Während die Reformisten um Daniel Moscú schnell in die Minderheit gerieten, beanspruchte der revolutionäre Flügel um Lorenzo Sabal und seine Nascença Revolucionária die ideologische Führung des PSI. Dieser befürwortete die Bolschewistische Revolution in Moskau und lehnte die reformistische Ideologie ab.

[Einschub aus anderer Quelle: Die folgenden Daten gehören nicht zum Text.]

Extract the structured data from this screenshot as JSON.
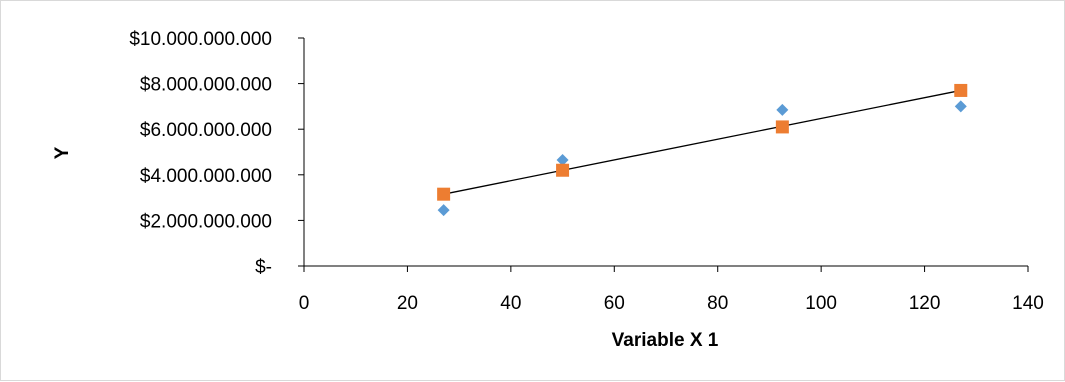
{
  "chart_data": {
    "type": "scatter",
    "title": "",
    "xlabel": "Variable X 1",
    "ylabel": "Y",
    "xlim": [
      0,
      140
    ],
    "ylim": [
      0,
      10000000000
    ],
    "x_ticks": [
      {
        "value": 0,
        "label": "0"
      },
      {
        "value": 20,
        "label": "20"
      },
      {
        "value": 40,
        "label": "40"
      },
      {
        "value": 60,
        "label": "60"
      },
      {
        "value": 80,
        "label": "80"
      },
      {
        "value": 100,
        "label": "100"
      },
      {
        "value": 120,
        "label": "120"
      },
      {
        "value": 140,
        "label": "140"
      }
    ],
    "y_ticks": [
      {
        "value": 0,
        "label": "$-"
      },
      {
        "value": 2000000000,
        "label": "$2.000.000.000"
      },
      {
        "value": 4000000000,
        "label": "$4.000.000.000"
      },
      {
        "value": 6000000000,
        "label": "$6.000.000.000"
      },
      {
        "value": 8000000000,
        "label": "$8.000.000.000"
      },
      {
        "value": 10000000000,
        "label": "$10.000.000.000"
      }
    ],
    "grid": false,
    "legend": "none",
    "series": [
      {
        "marker": "diamond",
        "color": "#5b9bd5",
        "points": [
          {
            "x": 27,
            "y": 2450000000
          },
          {
            "x": 50,
            "y": 4650000000
          },
          {
            "x": 92.5,
            "y": 6850000000
          },
          {
            "x": 127,
            "y": 7000000000
          }
        ]
      },
      {
        "marker": "square",
        "color": "#ed7d31",
        "points": [
          {
            "x": 27,
            "y": 3150000000
          },
          {
            "x": 50,
            "y": 4200000000
          },
          {
            "x": 92.5,
            "y": 6100000000
          },
          {
            "x": 127,
            "y": 7700000000
          }
        ]
      }
    ],
    "trendline": {
      "color": "#000000",
      "from": {
        "x": 27,
        "y": 3150000000
      },
      "to": {
        "x": 127,
        "y": 7700000000
      }
    }
  }
}
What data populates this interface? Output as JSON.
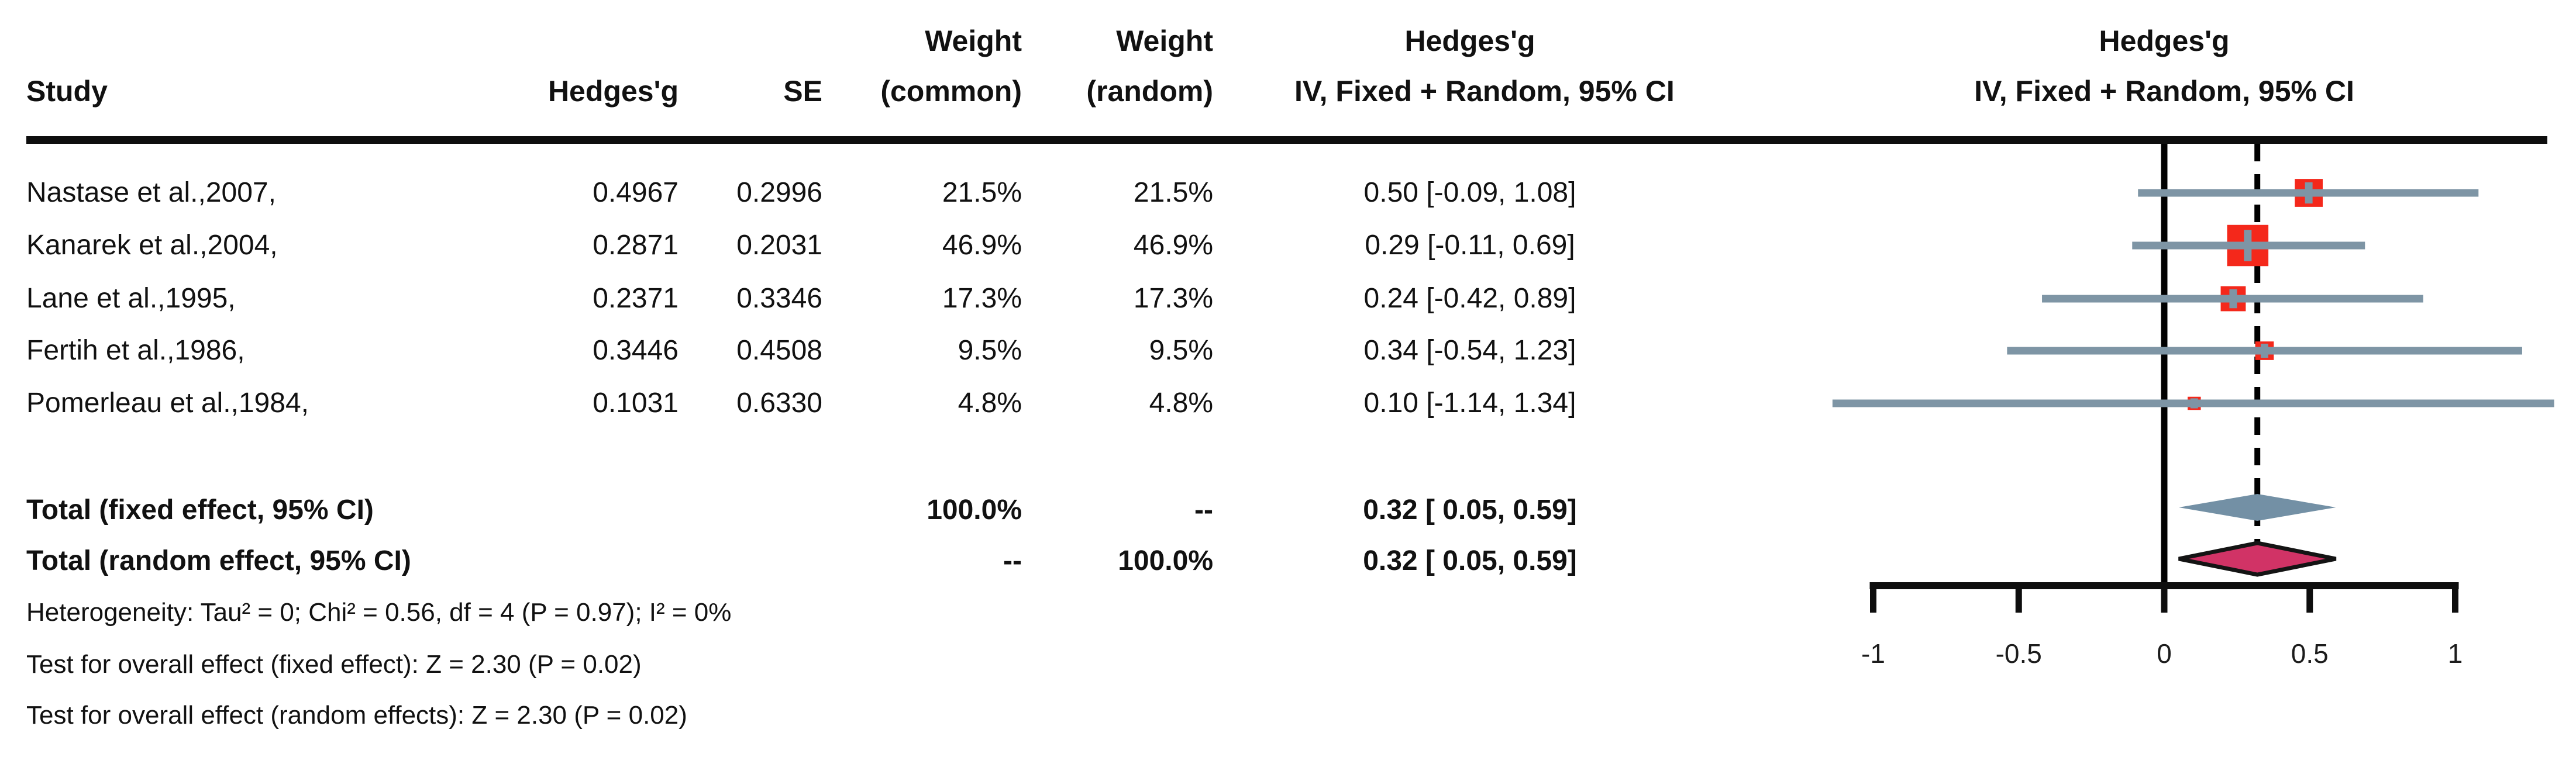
{
  "table": {
    "headers": {
      "study": "Study",
      "hedges_g": "Hedges'g",
      "se": "SE",
      "weight_common_line1": "Weight",
      "weight_common_line2": "(common)",
      "weight_random_line1": "Weight",
      "weight_random_line2": "(random)",
      "ci_line1": "Hedges'g",
      "ci_line2": "IV, Fixed + Random, 95% CI",
      "plot_line1": "Hedges'g",
      "plot_line2": "IV, Fixed + Random, 95% CI"
    },
    "rows": [
      {
        "study": "Nastase et al.,2007,",
        "hedges_g": "0.4967",
        "se": "0.2996",
        "weight_common": "21.5%",
        "weight_random": "21.5%",
        "ci_text": "0.50 [-0.09, 1.08]"
      },
      {
        "study": "Kanarek et al.,2004,",
        "hedges_g": "0.2871",
        "se": "0.2031",
        "weight_common": "46.9%",
        "weight_random": "46.9%",
        "ci_text": "0.29 [-0.11, 0.69]"
      },
      {
        "study": "Lane et al.,1995,",
        "hedges_g": "0.2371",
        "se": "0.3346",
        "weight_common": "17.3%",
        "weight_random": "17.3%",
        "ci_text": "0.24 [-0.42, 0.89]"
      },
      {
        "study": "Fertih et al.,1986,",
        "hedges_g": "0.3446",
        "se": "0.4508",
        "weight_common": "9.5%",
        "weight_random": "9.5%",
        "ci_text": "0.34 [-0.54, 1.23]"
      },
      {
        "study": "Pomerleau et al.,1984,",
        "hedges_g": "0.1031",
        "se": "0.6330",
        "weight_common": "4.8%",
        "weight_random": "4.8%",
        "ci_text": "0.10 [-1.14, 1.34]"
      }
    ],
    "totals": [
      {
        "label": "Total (fixed effect, 95% CI)",
        "weight_common": "100.0%",
        "weight_random": "--",
        "ci_text": "0.32 [ 0.05, 0.59]"
      },
      {
        "label": "Total (random effect, 95% CI)",
        "weight_common": "--",
        "weight_random": "100.0%",
        "ci_text": "0.32 [ 0.05, 0.59]"
      }
    ],
    "footnotes": [
      "Heterogeneity: Tau² = 0; Chi² = 0.56, df = 4 (P = 0.97); I² = 0%",
      "Test for overall effect (fixed effect): Z = 2.30 (P = 0.02)",
      "Test for overall effect (random effects): Z = 2.30 (P = 0.02)"
    ]
  },
  "chart_data": {
    "type": "forest",
    "effect_measure": "Hedges'g",
    "x_axis": {
      "range": [
        -1,
        1
      ],
      "ticks": [
        -1,
        -0.5,
        0,
        0.5,
        1
      ],
      "tick_labels": [
        "-1",
        "-0.5",
        "0",
        "0.5",
        "1"
      ]
    },
    "zero_line": 0,
    "overall_effect_dashed_line": 0.32,
    "studies": [
      {
        "name": "Nastase et al.,2007,",
        "estimate": 0.4967,
        "ci_low": -0.09,
        "ci_high": 1.08,
        "weight_pct": 21.5
      },
      {
        "name": "Kanarek et al.,2004,",
        "estimate": 0.2871,
        "ci_low": -0.11,
        "ci_high": 0.69,
        "weight_pct": 46.9
      },
      {
        "name": "Lane et al.,1995,",
        "estimate": 0.2371,
        "ci_low": -0.42,
        "ci_high": 0.89,
        "weight_pct": 17.3
      },
      {
        "name": "Fertih et al.,1986,",
        "estimate": 0.3446,
        "ci_low": -0.54,
        "ci_high": 1.23,
        "weight_pct": 9.5
      },
      {
        "name": "Pomerleau et al.,1984,",
        "estimate": 0.1031,
        "ci_low": -1.14,
        "ci_high": 1.34,
        "weight_pct": 4.8
      }
    ],
    "diamonds": [
      {
        "name": "fixed effect",
        "estimate": 0.32,
        "ci_low": 0.05,
        "ci_high": 0.59,
        "fill": "#7390a5",
        "border": "none"
      },
      {
        "name": "random effect",
        "estimate": 0.32,
        "ci_low": 0.05,
        "ci_high": 0.59,
        "fill": "#d13366",
        "border": "#141414"
      }
    ],
    "colors": {
      "square": "#f4281b",
      "ci_line": "#7e95a5",
      "marker_cross": "#7e95a5",
      "axis": "#0e0e0e"
    }
  }
}
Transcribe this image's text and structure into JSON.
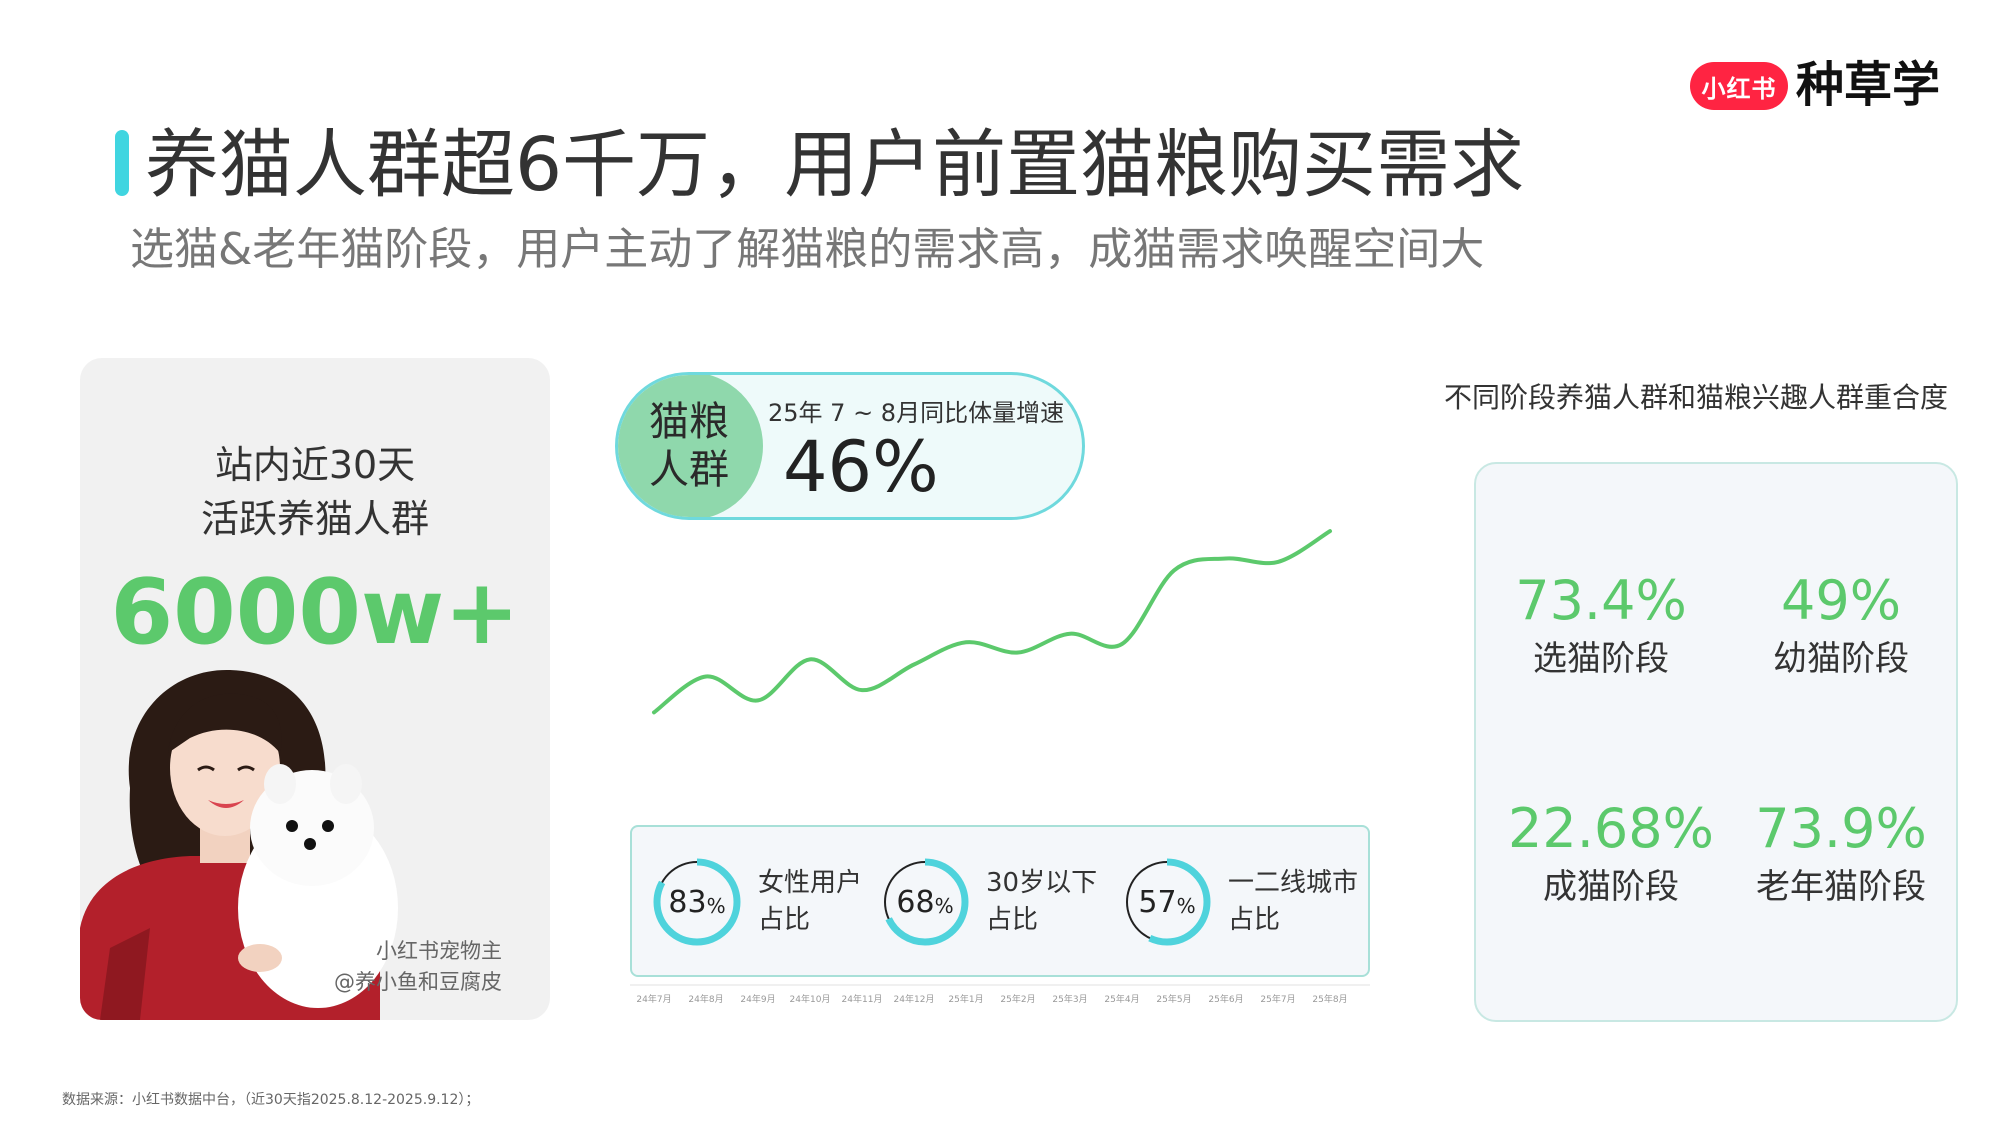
{
  "brand": {
    "badge": "小红书",
    "name": "种草学"
  },
  "title": "养猫人群超6千万，用户前置猫粮购买需求",
  "subtitle": "选猫&老年猫阶段，用户主动了解猫粮的需求高，成猫需求唤醒空间大",
  "left_card": {
    "line1": "站内近30天",
    "line2": "活跃养猫人群",
    "value": "6000w+",
    "credit_line1": "小红书宠物主",
    "credit_line2": "@养小鱼和豆腐皮"
  },
  "growth": {
    "tag_line1": "猫粮",
    "tag_line2": "人群",
    "caption": "25年 7 ~ 8月同比体量增速",
    "value": "46%"
  },
  "chart_data": {
    "type": "line",
    "x": [
      "24年7月",
      "24年8月",
      "24年9月",
      "24年10月",
      "24年11月",
      "24年12月",
      "25年1月",
      "25年2月",
      "25年3月",
      "25年4月",
      "25年5月",
      "25年6月",
      "25年7月",
      "25年8月"
    ],
    "series": [
      {
        "values": [
          22,
          43,
          29,
          53,
          35,
          50,
          63,
          57,
          68,
          62,
          105,
          112,
          110,
          128
        ]
      }
    ],
    "color": "#5cc96c",
    "ylim": [
      0,
      150
    ],
    "grid": false
  },
  "stats": [
    {
      "value": "83",
      "unit": "%",
      "label1": "女性用户",
      "label2": "占比",
      "fraction": 0.83
    },
    {
      "value": "68",
      "unit": "%",
      "label1": "30岁以下",
      "label2": "占比",
      "fraction": 0.68
    },
    {
      "value": "57",
      "unit": "%",
      "label1": "一二线城市",
      "label2": "占比",
      "fraction": 0.57
    }
  ],
  "overlap": {
    "title": "不同阶段养猫人群和猫粮兴趣人群重合度",
    "items": [
      {
        "value": "73.4%",
        "label": "选猫阶段"
      },
      {
        "value": "49%",
        "label": "幼猫阶段"
      },
      {
        "value": "22.68%",
        "label": "成猫阶段"
      },
      {
        "value": "73.9%",
        "label": "老年猫阶段"
      }
    ]
  },
  "footnote": "数据来源：小红书数据中台，（近30天指2025.8.12-2025.9.12）；",
  "colors": {
    "accent": "#40d5e0",
    "green": "#5cc96c",
    "brand_red": "#ff2442",
    "ring": "#4fd3dc"
  }
}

Am Gründungskongress der Dritten Internationale (Komintern) im März 1919 nahm Sabal nicht als Vertreter des PSI, sondern lediglich seiner Nascença teil, danach arbeitete er aber aktiv auf den Beitritt der Partei hin. Die Gegensätze zwischen Sabal und Moscú führten auf dem Dritten Kongress der Partei im Sommer 1919 zur erneuten Spaltung. Die Gruppe der Demokratischen Marxisten um Moscú und andere Reformisten verließen die Partei und schlossen sich wenig später wieder mit den Mehrheitssozialisten zusammen. Eine Splittergruppe um Gabriel Acosta bildete den letztlich erfolglosen Partido Marxista Integralista, der schließlich erst 1922 im PS aufging. Sabal wiederum, dessen Anhänger nun endgültig die Macht in der Rest-PSI übernahmen, führte die Partei auf einen Moskau-treuen Kurs und vereinigte sie mit den Befürwortern innerhalb des PS, den von Julen Cresca angführten "Terceristas", die den Partido Socialista - Sección de l'Internacional Comunista gebildet hatten. Die nun unter der Führung Sabals und Crescas vereinigte Sección Sagradêsa de l'Internacional Comunista (SSIC), trat geschlossen der Komintern bei und nannte sich seit 1921 Sagradische Kommunistische Partei (PCS).